Meatloaf Muffins with Sweet Potato Puree

- Meatloaf Muffins with Sweet Potato Puree

Meatloaf Muffins

1 ½ lbs. ground sirloin
½ lb. ground pork
1 medium onion, cubed
2 celery ribs, sliced in 2 inch pieces
1 green bell pepper
1 large egg
1 cup plain bread crumbs
Tone’s Salt & Pepper
1 tablespoon Tone’s Crushed Red Pepper Flakes
1 cup smoky barbeque sauce (*see below)
1 tablespoon Worcestershire Sauce

*Barbeque Sauce
1 – 44oz. bottle Ketchup
2 tablespoons chili garlic sauce
1 cup apple cider vinegar
1 ½ tablespoons molasses
2 teaspoons Hoisin Sauce
1 tablespoon Worcestershire Sauce

•Preheat oven to 400⁰F.
•Place ground pork in a large bowl.
•Dice the onion, pepper and celery and add to the bowl.

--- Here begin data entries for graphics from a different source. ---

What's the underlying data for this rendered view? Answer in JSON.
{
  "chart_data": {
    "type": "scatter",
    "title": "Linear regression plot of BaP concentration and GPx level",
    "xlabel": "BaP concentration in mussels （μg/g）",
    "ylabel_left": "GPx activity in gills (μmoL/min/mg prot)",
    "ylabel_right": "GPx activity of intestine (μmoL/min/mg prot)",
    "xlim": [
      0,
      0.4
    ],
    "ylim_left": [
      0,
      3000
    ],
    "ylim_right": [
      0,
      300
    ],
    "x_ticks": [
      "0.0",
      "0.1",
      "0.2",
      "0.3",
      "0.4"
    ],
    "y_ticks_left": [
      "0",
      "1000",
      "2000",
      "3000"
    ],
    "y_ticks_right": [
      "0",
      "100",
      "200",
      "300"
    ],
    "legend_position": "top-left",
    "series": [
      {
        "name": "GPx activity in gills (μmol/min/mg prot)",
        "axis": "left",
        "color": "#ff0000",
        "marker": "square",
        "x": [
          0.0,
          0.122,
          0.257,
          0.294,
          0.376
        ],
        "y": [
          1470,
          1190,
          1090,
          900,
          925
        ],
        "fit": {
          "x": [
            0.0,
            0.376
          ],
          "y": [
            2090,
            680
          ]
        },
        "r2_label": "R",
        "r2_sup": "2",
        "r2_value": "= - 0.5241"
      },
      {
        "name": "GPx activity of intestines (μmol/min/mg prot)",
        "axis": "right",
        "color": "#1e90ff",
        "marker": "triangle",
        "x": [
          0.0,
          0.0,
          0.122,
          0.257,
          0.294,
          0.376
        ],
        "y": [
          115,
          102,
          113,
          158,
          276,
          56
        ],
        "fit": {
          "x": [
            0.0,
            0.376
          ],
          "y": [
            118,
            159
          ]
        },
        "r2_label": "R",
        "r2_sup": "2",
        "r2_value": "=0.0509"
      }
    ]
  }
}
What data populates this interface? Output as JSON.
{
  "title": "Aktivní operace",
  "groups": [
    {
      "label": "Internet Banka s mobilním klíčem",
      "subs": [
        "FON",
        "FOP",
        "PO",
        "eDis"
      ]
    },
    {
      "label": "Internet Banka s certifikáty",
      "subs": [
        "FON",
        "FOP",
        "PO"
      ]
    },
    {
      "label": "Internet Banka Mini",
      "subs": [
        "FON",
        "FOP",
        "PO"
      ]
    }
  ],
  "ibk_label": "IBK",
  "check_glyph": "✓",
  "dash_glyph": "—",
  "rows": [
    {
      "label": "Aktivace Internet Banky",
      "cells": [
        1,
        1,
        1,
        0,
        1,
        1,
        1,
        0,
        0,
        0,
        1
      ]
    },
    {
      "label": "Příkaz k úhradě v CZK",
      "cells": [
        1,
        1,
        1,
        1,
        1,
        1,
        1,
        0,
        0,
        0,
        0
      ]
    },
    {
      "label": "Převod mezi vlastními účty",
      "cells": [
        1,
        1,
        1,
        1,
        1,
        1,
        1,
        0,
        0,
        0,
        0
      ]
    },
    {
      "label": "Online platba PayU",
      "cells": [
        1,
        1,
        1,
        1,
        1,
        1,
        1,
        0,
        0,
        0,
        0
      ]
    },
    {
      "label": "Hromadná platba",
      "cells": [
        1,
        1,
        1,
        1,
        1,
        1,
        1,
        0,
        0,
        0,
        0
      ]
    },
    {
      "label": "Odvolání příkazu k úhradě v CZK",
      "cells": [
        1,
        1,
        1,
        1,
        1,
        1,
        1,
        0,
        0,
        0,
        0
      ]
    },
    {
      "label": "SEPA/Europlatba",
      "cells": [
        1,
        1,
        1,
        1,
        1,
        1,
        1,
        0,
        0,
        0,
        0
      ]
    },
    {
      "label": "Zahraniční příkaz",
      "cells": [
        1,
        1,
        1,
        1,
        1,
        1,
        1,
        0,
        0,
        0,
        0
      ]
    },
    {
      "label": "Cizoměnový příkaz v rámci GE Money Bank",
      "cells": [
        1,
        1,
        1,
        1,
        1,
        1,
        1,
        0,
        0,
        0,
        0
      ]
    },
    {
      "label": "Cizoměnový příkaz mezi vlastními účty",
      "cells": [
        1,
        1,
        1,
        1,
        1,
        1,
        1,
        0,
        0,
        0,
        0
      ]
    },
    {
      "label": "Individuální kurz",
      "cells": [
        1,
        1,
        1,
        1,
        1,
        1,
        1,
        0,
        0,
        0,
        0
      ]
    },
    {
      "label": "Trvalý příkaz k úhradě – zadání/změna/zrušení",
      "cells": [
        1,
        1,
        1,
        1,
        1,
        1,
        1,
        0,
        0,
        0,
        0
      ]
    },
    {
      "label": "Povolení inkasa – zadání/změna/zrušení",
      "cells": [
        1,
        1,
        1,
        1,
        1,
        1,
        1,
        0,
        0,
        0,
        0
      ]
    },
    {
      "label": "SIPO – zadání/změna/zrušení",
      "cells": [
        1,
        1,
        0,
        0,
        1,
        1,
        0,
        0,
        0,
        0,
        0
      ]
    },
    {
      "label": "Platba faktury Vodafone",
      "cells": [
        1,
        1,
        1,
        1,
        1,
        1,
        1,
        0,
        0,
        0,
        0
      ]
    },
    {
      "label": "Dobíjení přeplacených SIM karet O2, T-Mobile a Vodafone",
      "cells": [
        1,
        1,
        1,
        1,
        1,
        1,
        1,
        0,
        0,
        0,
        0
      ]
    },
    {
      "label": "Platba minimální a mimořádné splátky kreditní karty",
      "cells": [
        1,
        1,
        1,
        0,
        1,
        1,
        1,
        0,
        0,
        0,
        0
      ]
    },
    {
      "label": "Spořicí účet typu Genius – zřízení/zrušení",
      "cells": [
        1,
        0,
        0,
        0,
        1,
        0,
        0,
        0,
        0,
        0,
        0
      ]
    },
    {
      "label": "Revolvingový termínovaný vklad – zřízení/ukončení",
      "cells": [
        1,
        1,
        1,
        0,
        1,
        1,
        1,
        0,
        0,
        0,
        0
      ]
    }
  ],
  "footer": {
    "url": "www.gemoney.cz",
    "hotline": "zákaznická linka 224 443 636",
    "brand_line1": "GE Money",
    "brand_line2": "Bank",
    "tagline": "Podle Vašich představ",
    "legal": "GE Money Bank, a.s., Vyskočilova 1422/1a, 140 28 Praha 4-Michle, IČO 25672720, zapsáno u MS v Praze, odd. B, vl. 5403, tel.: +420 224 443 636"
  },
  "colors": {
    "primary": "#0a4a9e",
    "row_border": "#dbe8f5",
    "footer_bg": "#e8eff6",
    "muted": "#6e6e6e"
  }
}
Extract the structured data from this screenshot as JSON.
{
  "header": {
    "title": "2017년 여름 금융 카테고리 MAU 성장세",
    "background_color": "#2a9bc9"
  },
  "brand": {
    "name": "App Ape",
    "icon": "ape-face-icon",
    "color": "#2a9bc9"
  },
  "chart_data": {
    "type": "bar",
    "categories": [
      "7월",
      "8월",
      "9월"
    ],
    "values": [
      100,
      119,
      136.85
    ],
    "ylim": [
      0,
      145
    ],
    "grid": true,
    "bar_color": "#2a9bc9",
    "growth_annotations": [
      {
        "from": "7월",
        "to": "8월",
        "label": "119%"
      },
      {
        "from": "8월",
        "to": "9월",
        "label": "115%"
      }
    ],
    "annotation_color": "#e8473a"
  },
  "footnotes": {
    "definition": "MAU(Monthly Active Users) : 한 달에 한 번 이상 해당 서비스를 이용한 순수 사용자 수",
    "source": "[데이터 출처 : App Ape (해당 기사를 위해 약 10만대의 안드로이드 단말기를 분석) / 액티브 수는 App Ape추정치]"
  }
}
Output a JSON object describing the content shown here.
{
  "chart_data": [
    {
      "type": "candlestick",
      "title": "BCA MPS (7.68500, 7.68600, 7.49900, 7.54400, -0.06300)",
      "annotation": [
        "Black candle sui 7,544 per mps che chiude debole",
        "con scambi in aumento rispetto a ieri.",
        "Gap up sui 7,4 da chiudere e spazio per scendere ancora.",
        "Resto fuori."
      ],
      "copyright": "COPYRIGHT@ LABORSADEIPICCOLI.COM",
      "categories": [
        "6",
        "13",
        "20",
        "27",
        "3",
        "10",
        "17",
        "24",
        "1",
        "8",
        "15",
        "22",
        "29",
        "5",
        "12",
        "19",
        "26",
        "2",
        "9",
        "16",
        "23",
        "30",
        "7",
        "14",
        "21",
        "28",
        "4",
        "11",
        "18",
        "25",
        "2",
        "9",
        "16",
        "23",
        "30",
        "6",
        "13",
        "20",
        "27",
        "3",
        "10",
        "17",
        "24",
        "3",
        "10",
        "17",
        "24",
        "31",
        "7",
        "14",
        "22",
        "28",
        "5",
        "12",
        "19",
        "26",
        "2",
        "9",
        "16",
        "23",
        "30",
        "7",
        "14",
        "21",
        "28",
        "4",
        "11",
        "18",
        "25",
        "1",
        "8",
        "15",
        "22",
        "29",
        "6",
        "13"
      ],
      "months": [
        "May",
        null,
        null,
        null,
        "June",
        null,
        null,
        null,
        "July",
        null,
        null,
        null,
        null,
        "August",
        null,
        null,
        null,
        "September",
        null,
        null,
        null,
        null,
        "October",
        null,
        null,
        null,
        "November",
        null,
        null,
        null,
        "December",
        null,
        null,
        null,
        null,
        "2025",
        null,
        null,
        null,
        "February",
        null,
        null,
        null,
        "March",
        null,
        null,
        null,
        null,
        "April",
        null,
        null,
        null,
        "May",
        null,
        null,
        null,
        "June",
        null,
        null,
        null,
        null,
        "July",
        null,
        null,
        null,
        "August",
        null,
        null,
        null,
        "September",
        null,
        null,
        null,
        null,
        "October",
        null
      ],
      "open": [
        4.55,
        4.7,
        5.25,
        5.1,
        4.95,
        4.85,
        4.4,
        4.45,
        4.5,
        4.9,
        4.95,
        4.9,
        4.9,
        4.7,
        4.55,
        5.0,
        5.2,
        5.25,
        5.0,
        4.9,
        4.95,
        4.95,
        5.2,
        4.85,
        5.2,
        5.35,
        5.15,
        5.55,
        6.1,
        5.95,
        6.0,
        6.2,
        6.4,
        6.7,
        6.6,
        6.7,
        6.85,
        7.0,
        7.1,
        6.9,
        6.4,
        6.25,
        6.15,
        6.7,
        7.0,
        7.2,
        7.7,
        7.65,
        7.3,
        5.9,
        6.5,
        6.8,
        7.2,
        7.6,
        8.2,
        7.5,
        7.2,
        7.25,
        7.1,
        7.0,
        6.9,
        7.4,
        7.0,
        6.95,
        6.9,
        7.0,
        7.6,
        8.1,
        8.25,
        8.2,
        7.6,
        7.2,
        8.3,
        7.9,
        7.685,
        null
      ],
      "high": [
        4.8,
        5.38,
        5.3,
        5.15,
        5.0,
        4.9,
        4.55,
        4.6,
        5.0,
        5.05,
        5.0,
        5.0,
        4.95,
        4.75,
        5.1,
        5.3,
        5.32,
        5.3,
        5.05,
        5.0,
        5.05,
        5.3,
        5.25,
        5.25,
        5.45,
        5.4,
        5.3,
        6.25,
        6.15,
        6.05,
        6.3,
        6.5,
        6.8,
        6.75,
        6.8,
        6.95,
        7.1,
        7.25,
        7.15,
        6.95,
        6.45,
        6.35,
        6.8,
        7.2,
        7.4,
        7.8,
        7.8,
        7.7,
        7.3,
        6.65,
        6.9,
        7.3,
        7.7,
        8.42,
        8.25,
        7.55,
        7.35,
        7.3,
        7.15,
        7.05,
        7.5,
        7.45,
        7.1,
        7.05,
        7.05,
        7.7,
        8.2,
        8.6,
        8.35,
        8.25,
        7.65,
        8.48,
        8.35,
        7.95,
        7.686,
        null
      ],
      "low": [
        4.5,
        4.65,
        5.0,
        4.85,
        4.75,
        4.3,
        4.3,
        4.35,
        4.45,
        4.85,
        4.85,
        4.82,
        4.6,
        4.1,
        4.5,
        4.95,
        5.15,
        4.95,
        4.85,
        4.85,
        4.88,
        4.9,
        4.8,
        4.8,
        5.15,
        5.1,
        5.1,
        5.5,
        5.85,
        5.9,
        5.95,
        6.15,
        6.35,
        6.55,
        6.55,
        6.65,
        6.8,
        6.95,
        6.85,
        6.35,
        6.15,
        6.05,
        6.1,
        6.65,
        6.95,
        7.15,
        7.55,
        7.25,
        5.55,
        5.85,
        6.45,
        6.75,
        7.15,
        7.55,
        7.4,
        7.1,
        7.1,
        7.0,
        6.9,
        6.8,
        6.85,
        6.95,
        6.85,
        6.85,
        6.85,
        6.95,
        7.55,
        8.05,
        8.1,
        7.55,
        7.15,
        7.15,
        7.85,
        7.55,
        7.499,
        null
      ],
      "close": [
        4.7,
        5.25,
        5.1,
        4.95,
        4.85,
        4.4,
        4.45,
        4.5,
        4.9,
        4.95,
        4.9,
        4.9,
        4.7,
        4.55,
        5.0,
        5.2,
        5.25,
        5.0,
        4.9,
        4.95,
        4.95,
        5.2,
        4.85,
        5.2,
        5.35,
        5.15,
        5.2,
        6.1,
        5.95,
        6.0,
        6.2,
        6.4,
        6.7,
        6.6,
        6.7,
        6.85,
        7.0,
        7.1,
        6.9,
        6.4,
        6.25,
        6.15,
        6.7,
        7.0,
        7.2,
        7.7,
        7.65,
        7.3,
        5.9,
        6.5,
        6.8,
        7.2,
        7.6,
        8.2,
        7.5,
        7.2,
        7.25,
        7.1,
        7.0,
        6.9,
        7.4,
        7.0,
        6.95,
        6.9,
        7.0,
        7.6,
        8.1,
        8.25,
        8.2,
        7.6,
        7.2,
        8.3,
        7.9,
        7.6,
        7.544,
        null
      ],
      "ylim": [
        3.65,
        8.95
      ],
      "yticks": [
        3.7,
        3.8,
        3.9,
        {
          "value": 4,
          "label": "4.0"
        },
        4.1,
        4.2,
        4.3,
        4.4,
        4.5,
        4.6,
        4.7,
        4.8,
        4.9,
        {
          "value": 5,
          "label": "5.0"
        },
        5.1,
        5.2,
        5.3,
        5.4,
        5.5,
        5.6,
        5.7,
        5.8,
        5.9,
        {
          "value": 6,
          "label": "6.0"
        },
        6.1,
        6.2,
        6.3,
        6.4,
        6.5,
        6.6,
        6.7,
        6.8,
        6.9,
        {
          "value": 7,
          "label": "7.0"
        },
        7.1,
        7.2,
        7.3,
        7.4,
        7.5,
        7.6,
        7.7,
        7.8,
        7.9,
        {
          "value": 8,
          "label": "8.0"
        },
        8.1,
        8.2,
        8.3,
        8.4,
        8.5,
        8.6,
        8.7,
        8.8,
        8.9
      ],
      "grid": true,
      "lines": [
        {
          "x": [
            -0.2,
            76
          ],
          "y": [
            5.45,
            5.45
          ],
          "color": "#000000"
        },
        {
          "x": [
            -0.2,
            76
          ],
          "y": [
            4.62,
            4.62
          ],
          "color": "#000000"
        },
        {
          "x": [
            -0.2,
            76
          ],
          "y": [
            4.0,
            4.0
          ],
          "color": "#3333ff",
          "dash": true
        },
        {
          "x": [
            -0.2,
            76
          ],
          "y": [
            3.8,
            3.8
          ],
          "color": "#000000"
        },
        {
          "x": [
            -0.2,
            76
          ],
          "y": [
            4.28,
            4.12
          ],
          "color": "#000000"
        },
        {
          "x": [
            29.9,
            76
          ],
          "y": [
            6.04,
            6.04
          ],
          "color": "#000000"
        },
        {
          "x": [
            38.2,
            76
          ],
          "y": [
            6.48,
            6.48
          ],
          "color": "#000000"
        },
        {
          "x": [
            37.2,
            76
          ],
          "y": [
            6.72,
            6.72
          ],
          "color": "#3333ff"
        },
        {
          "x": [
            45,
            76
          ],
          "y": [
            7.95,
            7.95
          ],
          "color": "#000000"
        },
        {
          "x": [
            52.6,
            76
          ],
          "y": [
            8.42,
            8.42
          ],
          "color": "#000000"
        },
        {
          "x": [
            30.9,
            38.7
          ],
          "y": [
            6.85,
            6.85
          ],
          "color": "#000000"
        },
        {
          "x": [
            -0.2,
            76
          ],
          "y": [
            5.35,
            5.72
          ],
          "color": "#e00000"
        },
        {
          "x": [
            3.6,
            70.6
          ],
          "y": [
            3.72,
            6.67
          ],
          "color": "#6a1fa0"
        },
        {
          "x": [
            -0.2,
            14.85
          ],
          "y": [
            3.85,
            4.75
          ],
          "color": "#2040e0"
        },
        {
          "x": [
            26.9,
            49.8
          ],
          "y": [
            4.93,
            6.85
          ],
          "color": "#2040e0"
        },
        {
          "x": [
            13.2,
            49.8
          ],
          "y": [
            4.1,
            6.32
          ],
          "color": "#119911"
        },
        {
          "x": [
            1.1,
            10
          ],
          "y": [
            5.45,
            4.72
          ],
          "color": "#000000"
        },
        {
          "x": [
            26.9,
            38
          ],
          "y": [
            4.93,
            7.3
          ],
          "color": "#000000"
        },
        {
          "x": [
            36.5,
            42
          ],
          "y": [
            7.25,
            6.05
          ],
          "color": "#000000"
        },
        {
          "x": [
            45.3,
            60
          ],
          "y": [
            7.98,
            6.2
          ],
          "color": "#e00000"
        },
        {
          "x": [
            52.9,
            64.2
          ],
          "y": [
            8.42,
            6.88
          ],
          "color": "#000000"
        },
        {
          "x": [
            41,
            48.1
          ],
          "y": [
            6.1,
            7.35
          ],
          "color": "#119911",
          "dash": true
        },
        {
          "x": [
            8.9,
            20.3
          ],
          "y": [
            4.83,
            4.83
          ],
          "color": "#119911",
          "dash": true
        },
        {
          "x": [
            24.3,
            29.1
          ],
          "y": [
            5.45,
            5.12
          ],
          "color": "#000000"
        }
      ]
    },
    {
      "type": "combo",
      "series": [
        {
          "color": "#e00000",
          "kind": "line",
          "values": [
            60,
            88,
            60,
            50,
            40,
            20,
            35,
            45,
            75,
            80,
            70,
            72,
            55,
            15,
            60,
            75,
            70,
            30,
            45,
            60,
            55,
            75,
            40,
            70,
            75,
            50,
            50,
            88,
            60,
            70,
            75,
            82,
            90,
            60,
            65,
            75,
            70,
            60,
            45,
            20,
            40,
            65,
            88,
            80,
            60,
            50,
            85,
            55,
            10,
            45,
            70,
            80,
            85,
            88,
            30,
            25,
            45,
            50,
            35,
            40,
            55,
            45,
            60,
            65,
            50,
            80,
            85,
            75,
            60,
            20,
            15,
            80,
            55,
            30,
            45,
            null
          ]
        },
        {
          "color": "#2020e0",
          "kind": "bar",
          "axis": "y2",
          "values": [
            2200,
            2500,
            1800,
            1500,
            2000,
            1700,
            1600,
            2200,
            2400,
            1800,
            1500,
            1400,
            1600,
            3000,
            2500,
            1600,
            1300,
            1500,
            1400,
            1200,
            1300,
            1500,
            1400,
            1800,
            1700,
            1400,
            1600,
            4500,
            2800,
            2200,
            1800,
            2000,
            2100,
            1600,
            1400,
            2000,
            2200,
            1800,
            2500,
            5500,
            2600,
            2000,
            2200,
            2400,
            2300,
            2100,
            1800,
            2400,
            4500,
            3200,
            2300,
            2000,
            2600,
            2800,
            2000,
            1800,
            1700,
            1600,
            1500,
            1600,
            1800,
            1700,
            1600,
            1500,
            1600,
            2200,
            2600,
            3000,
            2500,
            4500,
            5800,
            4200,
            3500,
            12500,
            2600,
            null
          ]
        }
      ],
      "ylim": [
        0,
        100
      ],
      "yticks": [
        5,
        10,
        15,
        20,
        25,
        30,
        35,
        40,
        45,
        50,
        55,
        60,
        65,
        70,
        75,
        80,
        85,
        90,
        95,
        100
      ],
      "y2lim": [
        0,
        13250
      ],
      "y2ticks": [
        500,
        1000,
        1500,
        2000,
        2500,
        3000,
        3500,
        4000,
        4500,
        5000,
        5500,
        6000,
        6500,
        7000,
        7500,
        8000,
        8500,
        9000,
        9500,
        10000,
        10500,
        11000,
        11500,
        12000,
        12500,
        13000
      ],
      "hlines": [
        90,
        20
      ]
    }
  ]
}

Season with Tone’s Salt, Pepper and Crushed Red Pepper Flakes.
•Add ground beef to the top of the bowl. Add Worcestershire, egg and bread crumbs.
•Using your hands, combine all ingredients together, making your meatloaf ball about the size of a baseball.
•Pinch, roll and place in muffin cups.
•Bake for 20-22 minutes (juice should run clear when finished).
•While baking, make barbeque sauce: combine all ingredients in a sauce pan and simmer for 30 minutes.
•Remove muffin tins from oven, and top with barbeque sauce when serving.

Sweet Potato Puree
3 small sweet potatoes
½ cup heavy whipping cream
Tone’s Salt & Pepper
Dash Tone’s Cinnamon

•Bake sweet potatoes in the oven at 400⁰F for 1 hour.
•Remove and peel potatoes then add to food processor or blender.
•Begin pulsing, slowing adding in the heavy whipping cream. Season with Tone’s Salt & Pepper and a dash of Cinnamon.
•Place in serving dish and serve as side.